Tightrope walker was the best PR.

It had its own police. #PortAuthority has power of tolls and eminent domain.  Dedicated stairwell for first responders.

30,000 cups of coffee served daily.

Imagine being in an elevator. Metal part of squeegee was used to get out.

Waving tablecloth from Windows of the World.

The collapse was like rock strata in the Grand Canyon. Steel became like licorice.

911 One Day in America

Pavement is getting mushy. You may fall into the subway, ambulance driver told.

It felt like someone was putting a hot sock in your throat.

Triage at Ellis Island.

There used to be 106 floors ahead of us. Now we see blue sky. We are sitting atop the WTC.

Fathers digging for their sons. Brothers digging for their brothers.

We’re Marines. We don’t go backwards. We move forward.

Only 18 people were rescued from the rubble.

Four Flights

The Pentagon plane clipped off street lights.

The military owned the skies. Vigilant Guardian exercise was going on at the same time.

Widow still working on secondary cockpit barriers.

#Flight 93 I wonder what the vote was #letsroll

There was only one couple on Flight 93.

#NeverForget He can still see smell and taste it.

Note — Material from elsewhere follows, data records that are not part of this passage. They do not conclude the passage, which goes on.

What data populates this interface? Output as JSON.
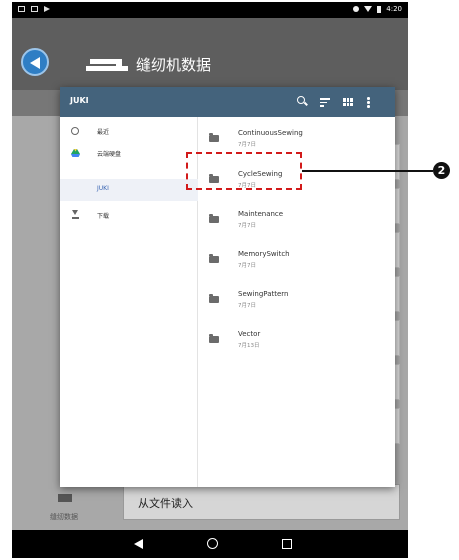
{
  "status_bar": {
    "time": "4:20"
  },
  "app": {
    "title": "缝纫机数据"
  },
  "picker": {
    "title": "JUKI",
    "toolbar_icons": [
      "search-icon",
      "sort-icon",
      "grid-view-icon",
      "more-vert-icon"
    ],
    "drawer_items": [
      {
        "label": "最近",
        "icon": "clock-icon"
      },
      {
        "label": "云端硬盘",
        "icon": "drive-icon"
      },
      {
        "label": "JUKI",
        "icon": "",
        "selected": true
      },
      {
        "label": "下载",
        "icon": "download-icon"
      }
    ],
    "files": [
      {
        "name": "ContinuousSewing",
        "date": "7月7日"
      },
      {
        "name": "CycleSewing",
        "date": "7月7日"
      },
      {
        "name": "Maintenance",
        "date": "7月7日"
      },
      {
        "name": "MemorySwitch",
        "date": "7月7日"
      },
      {
        "name": "SewingPattern",
        "date": "7月7日"
      },
      {
        "name": "Vector",
        "date": "7月13日"
      }
    ]
  },
  "bottom": {
    "icon_label": "缝纫数据",
    "read_button": "从文件读入"
  },
  "annotation": {
    "callout": "2"
  },
  "colors": {
    "toolbar": "#44637c",
    "accent": "#2f7ec4",
    "highlight": "#d21a1a"
  }
}
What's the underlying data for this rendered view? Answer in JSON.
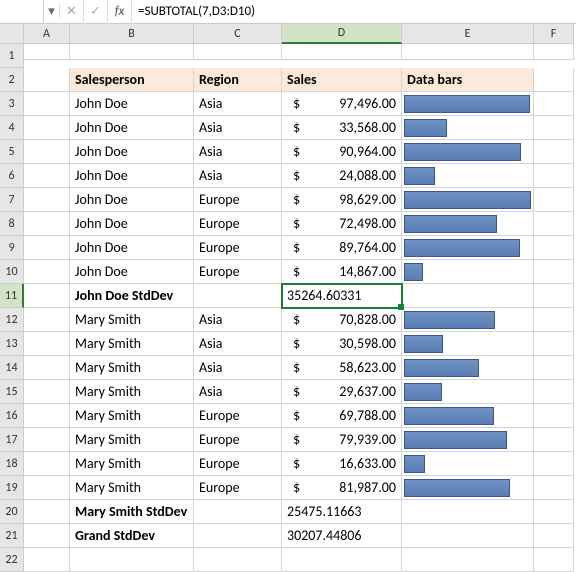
{
  "formula_bar": {
    "name_box": "",
    "dropdown_glyph": "▾",
    "cancel_glyph": "✕",
    "confirm_glyph": "✓",
    "fx_glyph": "fx",
    "formula": "=SUBTOTAL(7,D3:D10)"
  },
  "columns": [
    "A",
    "B",
    "C",
    "D",
    "E",
    "F"
  ],
  "selected_col_index": 3,
  "selected_row": 11,
  "headers": {
    "salesperson": "Salesperson",
    "region": "Region",
    "sales": "Sales",
    "databars": "Data bars"
  },
  "currency_symbol": "$",
  "max_value": 98629,
  "rows": [
    {
      "r": 3,
      "sp": "John Doe",
      "rg": "Asia",
      "val": "97,496.00",
      "num": 97496
    },
    {
      "r": 4,
      "sp": "John Doe",
      "rg": "Asia",
      "val": "33,568.00",
      "num": 33568
    },
    {
      "r": 5,
      "sp": "John Doe",
      "rg": "Asia",
      "val": "90,964.00",
      "num": 90964
    },
    {
      "r": 6,
      "sp": "John Doe",
      "rg": "Asia",
      "val": "24,088.00",
      "num": 24088
    },
    {
      "r": 7,
      "sp": "John Doe",
      "rg": "Europe",
      "val": "98,629.00",
      "num": 98629
    },
    {
      "r": 8,
      "sp": "John Doe",
      "rg": "Europe",
      "val": "72,498.00",
      "num": 72498
    },
    {
      "r": 9,
      "sp": "John Doe",
      "rg": "Europe",
      "val": "89,764.00",
      "num": 89764
    },
    {
      "r": 10,
      "sp": "John Doe",
      "rg": "Europe",
      "val": "14,867.00",
      "num": 14867
    }
  ],
  "stddev1": {
    "r": 11,
    "label": "John Doe StdDev",
    "val": "35264.60331"
  },
  "rows2": [
    {
      "r": 12,
      "sp": "Mary Smith",
      "rg": "Asia",
      "val": "70,828.00",
      "num": 70828
    },
    {
      "r": 13,
      "sp": "Mary Smith",
      "rg": "Asia",
      "val": "30,598.00",
      "num": 30598
    },
    {
      "r": 14,
      "sp": "Mary Smith",
      "rg": "Asia",
      "val": "58,623.00",
      "num": 58623
    },
    {
      "r": 15,
      "sp": "Mary Smith",
      "rg": "Asia",
      "val": "29,637.00",
      "num": 29637
    },
    {
      "r": 16,
      "sp": "Mary Smith",
      "rg": "Europe",
      "val": "69,788.00",
      "num": 69788
    },
    {
      "r": 17,
      "sp": "Mary Smith",
      "rg": "Europe",
      "val": "79,939.00",
      "num": 79939
    },
    {
      "r": 18,
      "sp": "Mary Smith",
      "rg": "Europe",
      "val": "16,633.00",
      "num": 16633
    },
    {
      "r": 19,
      "sp": "Mary Smith",
      "rg": "Europe",
      "val": "81,987.00",
      "num": 81987
    }
  ],
  "stddev2": {
    "r": 20,
    "label": "Mary Smith StdDev",
    "val": "25475.11663"
  },
  "grand": {
    "r": 21,
    "label": "Grand StdDev",
    "val": "30207.44806"
  },
  "blank_rows": [
    22
  ]
}
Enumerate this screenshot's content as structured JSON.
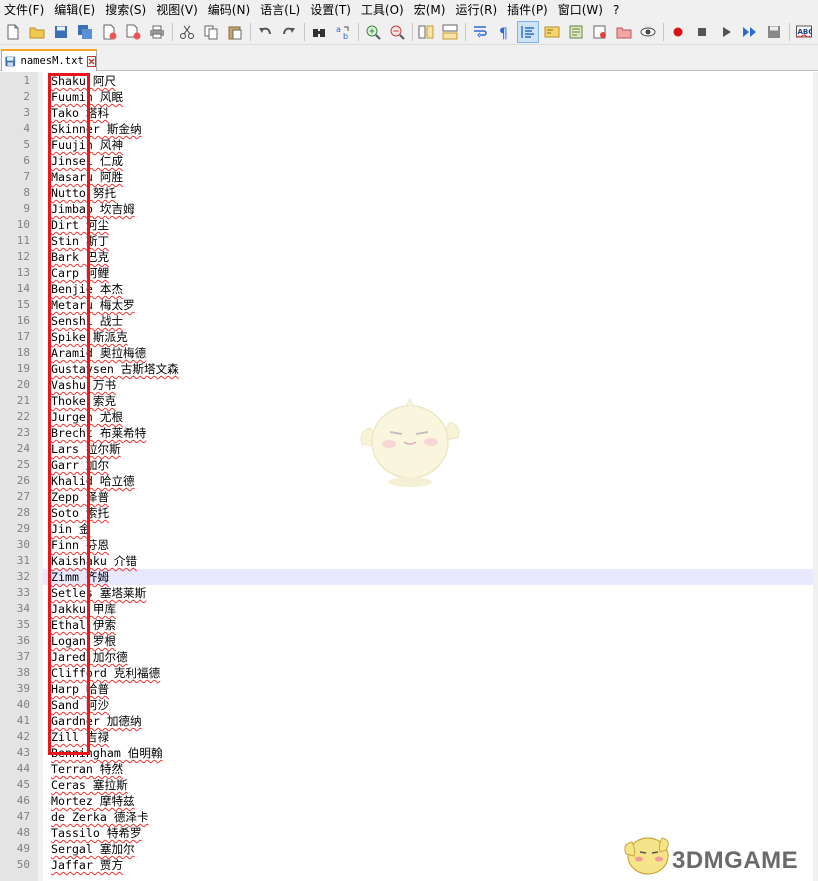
{
  "menu": [
    "文件(F)",
    "编辑(E)",
    "搜索(S)",
    "视图(V)",
    "编码(N)",
    "语言(L)",
    "设置(T)",
    "工具(O)",
    "宏(M)",
    "运行(R)",
    "插件(P)",
    "窗口(W)",
    "?"
  ],
  "toolbar": {
    "icons": [
      "new-file-icon",
      "open-file-icon",
      "save-icon",
      "save-all-icon",
      "close-icon",
      "close-all-icon",
      "print-icon",
      "cut-icon",
      "copy-icon",
      "paste-icon",
      "undo-icon",
      "redo-icon",
      "find-icon",
      "replace-icon",
      "zoom-in-icon",
      "zoom-out-icon",
      "sync-vertical-icon",
      "sync-horizontal-icon",
      "word-wrap-icon",
      "show-all-chars-icon",
      "indent-guide-icon",
      "doc-map-icon",
      "function-list-icon",
      "folder-workspace-icon",
      "doc-switcher-icon",
      "monitor-icon",
      "record-macro-icon",
      "stop-record-icon",
      "play-macro-icon",
      "run-macro-multiple-icon",
      "save-macro-icon",
      "spell-check-icon"
    ]
  },
  "tab": {
    "filename": "namesM.txt"
  },
  "editor": {
    "current_line": 32,
    "lines": [
      "Shaku 阿尺",
      "Fuumin 风眠",
      "Tako 塔科",
      "Skinner 斯金纳",
      "Fuujin 风神",
      "Jinsei 仁成",
      "Masaru 阿胜",
      "Nutto 努托",
      "Jimbab 坎吉姆",
      "Dirt 河尘",
      "Stin 斯丁",
      "Bark 巴克",
      "Carp 阿鲤",
      "Benjie 本杰",
      "Metaru 梅太罗",
      "Senshi 战士",
      "Spike 斯派克",
      "Aramid 奥拉梅德",
      "Gustavsen 古斯塔文森",
      "Vashu 万书",
      "Thoke 索克",
      "Jurgen 尤根",
      "Brecht 布莱希特",
      "Lars 拉尔斯",
      "Garr 加尔",
      "Khalid 哈立德",
      "Zepp 泽普",
      "Soto 索托",
      "Jin 金",
      "Finn 芬恩",
      "Kaishaku 介错",
      "Zimm 齐姆",
      "Setles 塞塔莱斯",
      "Jakku 甲库",
      "Ethal 伊索",
      "Logan 罗根",
      "Jared 加尔德",
      "Clifford 克利福德",
      "Harp 哈普",
      "Sand 阿沙",
      "Gardner 加德纳",
      "Zill 吉禄",
      "Benningham 伯明翰",
      "Terran 特然",
      "Ceras 塞拉斯",
      "Mortez 摩特兹",
      "de Zerka 德泽卡",
      "Tassilo 特希罗",
      "Sergal 塞加尔",
      "Jaffar 贾方"
    ]
  },
  "watermark": {
    "brand": "3DMGAME"
  },
  "colors": {
    "highlight_box": "#e8161b",
    "current_line": "#e8e8ff",
    "tab_accent": "#f5a623",
    "gutter": "#e4e4e4"
  }
}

One passenger knew Arabic.

ABC 2020

The only undamaged desk had a Bible on it.

People sent Teddy bears and blankets.

Flight attendants were going to throw boiling water on hijackers.

Some people later became firemen.

Dateline

Ten passengers switched their flight to 93.

The aisle is 20 inches wide. Single file.

Beat those hijackers with a fire extinguisher. Roll the beverage cart. It could break through the door.

Those final calls were a blessing and a curse.

Women of 911

22,000 fragments recovered, a quarter of them an inch or smaller.

The force of the debris overturned a fire truck and she was coughing up concrete running away.

Blue sky day turned to night. Monster.

Sprinkler system didn’t work. It was jet fuel she was sucking on. #Pentagon

A fireman was killed from a falling body.

Don’t tell me people said it’s “just a fire.” Leave stat!

940 guests at the Marriott. 14,000 at work.

I hope people realize how much the police and fire did on 9/11 because they sure don’t appreciate them today.

Various

People tried to sell the photographer his own iconic flag photo in Times Square.

The memorial is called Reflecting Absence.

Pieta resemblance? Father Judge was gay, occasionally wore a diamond stud in one ear, was a recovering alcoholic. He once styled his hair with a rat tail dangling over his friar’s robe. He made space on his back side for a shamrock tat.

Papers were blowing around like a tickertape parade.

Why didn’t Bush get up after the ear whisper?